Hal yang sama terjadi pada John Wick. Pengaturan menunjukkan kepada kita bahwa John sudah pensiun, istrinya baru saja meninggal, dia berada di tempat yang menyedihkan dan buruk. Dan kemudian beberapa orang idiot memutuskan untuk mencuri mobilnya dan membunuh anjingnya. Pada saat itu, penonton sepenuhnya berada di pihak karakter. Kami ingin dia membalas dendam, dan kami berempati dengannya sebagai karakter.

Every Last One of Them, melewatkan set-up dan langsung membunuh. Akibatnya, karakter utama kita merasa tidak berdaya dan sepenuhnya berada di sisi situasi yang salah. Sulit untuk mendukungnya, dan filmnya tidak pernah membawa Anda ke sisinya. Ini bisa dianggap sebagai pandangan baru tentang kiasan, tetapi sayangnya, Paul Sloan tidak dapat melakukan akting semacam itu. Dia ayah yang buruk dan psikopat. Film ini menghasilkan jam tangan yang membuat frustrasi dari awal hingga akhir.
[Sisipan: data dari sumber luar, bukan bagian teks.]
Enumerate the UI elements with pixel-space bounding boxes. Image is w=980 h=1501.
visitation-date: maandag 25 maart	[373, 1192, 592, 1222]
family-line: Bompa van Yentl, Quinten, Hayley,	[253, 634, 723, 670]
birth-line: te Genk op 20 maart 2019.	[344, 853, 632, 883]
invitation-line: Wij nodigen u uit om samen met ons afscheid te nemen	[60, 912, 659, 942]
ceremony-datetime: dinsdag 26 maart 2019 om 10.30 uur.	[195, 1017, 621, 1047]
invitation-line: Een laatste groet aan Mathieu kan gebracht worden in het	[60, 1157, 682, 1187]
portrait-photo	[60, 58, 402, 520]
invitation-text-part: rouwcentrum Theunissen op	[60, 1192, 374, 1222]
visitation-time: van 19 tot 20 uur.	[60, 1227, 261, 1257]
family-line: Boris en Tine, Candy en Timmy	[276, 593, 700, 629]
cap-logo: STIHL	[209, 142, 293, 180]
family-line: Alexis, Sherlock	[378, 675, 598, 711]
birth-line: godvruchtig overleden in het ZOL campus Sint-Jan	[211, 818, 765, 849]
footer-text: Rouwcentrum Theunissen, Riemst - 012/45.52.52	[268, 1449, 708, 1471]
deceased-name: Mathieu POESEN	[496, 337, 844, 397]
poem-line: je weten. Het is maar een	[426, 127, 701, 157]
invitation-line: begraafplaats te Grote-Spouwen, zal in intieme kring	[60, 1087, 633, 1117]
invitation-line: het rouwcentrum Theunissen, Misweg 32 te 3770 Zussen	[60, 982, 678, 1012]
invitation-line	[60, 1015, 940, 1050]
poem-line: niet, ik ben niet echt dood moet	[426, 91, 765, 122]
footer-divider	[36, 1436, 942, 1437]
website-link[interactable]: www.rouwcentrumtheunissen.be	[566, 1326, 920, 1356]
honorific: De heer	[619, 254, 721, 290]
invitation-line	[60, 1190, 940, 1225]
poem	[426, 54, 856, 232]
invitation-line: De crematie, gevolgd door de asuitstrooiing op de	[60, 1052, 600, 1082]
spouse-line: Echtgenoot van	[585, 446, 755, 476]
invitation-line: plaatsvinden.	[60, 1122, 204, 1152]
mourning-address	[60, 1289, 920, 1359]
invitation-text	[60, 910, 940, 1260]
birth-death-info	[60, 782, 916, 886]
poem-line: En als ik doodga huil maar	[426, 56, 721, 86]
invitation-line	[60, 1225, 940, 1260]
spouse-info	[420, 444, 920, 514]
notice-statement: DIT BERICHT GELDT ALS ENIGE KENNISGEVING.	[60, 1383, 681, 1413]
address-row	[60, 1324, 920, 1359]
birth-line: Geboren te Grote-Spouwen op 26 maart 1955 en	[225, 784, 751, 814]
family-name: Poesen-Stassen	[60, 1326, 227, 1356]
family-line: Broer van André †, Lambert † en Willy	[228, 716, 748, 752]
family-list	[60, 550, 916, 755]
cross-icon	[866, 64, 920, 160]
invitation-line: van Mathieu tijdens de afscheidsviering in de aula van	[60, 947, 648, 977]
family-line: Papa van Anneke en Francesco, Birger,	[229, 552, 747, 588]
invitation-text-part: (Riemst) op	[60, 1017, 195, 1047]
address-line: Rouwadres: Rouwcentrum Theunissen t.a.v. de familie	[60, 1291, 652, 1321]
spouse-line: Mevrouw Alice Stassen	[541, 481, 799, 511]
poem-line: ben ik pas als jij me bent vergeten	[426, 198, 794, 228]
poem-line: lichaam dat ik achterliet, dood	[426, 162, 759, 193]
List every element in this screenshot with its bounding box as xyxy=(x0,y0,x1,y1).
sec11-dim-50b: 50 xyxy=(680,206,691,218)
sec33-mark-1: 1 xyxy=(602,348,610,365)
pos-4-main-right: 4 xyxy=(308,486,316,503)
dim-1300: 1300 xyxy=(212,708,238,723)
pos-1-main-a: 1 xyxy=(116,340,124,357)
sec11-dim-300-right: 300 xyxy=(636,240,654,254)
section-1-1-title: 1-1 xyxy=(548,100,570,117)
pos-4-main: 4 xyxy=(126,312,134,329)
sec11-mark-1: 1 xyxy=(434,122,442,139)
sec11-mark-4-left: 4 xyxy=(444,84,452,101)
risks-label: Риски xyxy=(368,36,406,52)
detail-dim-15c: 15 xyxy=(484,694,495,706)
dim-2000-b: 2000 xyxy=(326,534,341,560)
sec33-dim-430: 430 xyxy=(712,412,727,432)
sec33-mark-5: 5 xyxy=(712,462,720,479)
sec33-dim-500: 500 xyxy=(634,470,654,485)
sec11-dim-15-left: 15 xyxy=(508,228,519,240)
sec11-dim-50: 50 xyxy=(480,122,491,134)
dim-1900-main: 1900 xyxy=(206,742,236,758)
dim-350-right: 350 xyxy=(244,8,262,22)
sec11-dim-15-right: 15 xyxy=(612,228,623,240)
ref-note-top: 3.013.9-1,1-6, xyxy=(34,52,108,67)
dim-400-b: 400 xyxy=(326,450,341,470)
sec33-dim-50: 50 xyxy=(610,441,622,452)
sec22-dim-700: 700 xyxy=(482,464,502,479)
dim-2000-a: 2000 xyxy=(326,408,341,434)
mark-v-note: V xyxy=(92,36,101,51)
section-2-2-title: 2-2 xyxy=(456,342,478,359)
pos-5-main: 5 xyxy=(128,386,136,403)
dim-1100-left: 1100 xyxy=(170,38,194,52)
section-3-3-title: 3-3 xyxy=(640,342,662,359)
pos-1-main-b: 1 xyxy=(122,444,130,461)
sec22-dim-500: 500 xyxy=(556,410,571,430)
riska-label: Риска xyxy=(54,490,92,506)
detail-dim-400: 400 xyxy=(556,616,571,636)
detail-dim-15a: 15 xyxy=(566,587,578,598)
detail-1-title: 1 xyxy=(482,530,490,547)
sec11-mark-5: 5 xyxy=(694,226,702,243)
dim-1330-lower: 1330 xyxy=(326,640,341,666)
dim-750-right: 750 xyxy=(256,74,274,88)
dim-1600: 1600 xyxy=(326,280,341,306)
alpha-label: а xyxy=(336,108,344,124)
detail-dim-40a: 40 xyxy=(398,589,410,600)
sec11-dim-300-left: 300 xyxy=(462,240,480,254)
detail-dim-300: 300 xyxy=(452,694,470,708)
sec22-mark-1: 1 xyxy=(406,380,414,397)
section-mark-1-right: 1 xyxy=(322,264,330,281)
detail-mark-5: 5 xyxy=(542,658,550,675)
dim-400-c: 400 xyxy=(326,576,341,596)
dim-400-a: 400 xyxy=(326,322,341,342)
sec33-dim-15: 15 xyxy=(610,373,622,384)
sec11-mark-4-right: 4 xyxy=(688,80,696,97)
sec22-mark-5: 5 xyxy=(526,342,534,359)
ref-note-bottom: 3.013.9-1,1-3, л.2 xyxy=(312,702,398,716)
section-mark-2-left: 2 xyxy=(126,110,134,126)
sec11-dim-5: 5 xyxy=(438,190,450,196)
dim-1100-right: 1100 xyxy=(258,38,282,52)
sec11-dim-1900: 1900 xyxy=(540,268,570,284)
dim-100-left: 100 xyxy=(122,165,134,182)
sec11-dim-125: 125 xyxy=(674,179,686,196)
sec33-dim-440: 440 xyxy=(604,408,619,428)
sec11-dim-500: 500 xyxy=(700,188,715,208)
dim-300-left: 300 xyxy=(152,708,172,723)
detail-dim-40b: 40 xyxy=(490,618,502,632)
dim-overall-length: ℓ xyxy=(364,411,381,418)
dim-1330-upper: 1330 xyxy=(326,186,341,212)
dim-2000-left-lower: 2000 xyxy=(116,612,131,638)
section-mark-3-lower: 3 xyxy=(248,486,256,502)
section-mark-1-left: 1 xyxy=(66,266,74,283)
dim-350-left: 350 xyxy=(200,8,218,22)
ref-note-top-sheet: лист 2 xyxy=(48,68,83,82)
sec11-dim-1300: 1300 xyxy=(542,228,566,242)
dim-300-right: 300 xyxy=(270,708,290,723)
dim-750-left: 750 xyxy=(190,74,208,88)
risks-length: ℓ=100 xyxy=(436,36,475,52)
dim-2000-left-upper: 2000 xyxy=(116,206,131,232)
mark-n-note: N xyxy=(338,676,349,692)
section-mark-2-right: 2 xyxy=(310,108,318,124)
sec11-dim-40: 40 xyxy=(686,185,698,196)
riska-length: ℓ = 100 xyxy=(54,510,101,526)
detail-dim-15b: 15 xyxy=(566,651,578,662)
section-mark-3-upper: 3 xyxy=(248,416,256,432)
Penjahat tidak berjalan lebih baik, dan ini menjadi jenis menonton film, di mana Anda hanya menunggu semua orang jahat ini saling membunuh dan mengakhiri mimpi buruk ini.



Tanpa pengaturan yang baik untuk membenarkan kekerasan yang akan terjadi dan tanpa karakter utama yang bisa didapatkan penonton, maka semua bobot karya jatuh ke dalam aksi. Ini adalah aspek lain di mana Every Last One of Them gagal. Ini jelas merupakan upaya anggaran rendah dan kurangnya sumber daya terlihat jelas, sehingga koreografi aksi berubah dari layak menjadi menggelikan di banyak titik selama film. Film seperti John Wick dan The Raid telah menaikkan standar sangat tinggi dalam hal aksi sehingga menonton film seperti ini tidak lagi berhasil.

Tampilan visual film ini terlihat sangat murah, dengan desain produksi yang rendah dan lingkungan yang datar dan kosong. Sinematografinya menampilkan tampilan yang membuat gurun terlihat membosankan dan tidak menarik. Ini juga sesuatu yang tidak dapat diterima ketika Sean Baker dapat membuat film seperti Tangerine dengan iPhone dan tetap mengisi layar dengan warna, komposisi yang baik, dan pencahayaan yang dinamis.



Selain Sloan, pemain lainnya tidak lebih baik. Ini adalah pertunjukan gaji, dan itu menunjukkan ketika aktor seperti Richard Dreyfuss dan Michael Madsen muncul, dan mereka tampaknya berada di autopilot selama adegan yang sangat kecil mereka.

Ketika film berakhir dan kredit penulisan menunjukkan empat penulis, banyak pertanyaan muncul di benak. Sesuatu yang benar-benar salah terjadi selama produksi ini dan hasilnya adalah film yang lebih baik dibiarkan di layanan streaming sebagai sesuatu yang harus dihindari daripada membuang-buang waktu menontonnya.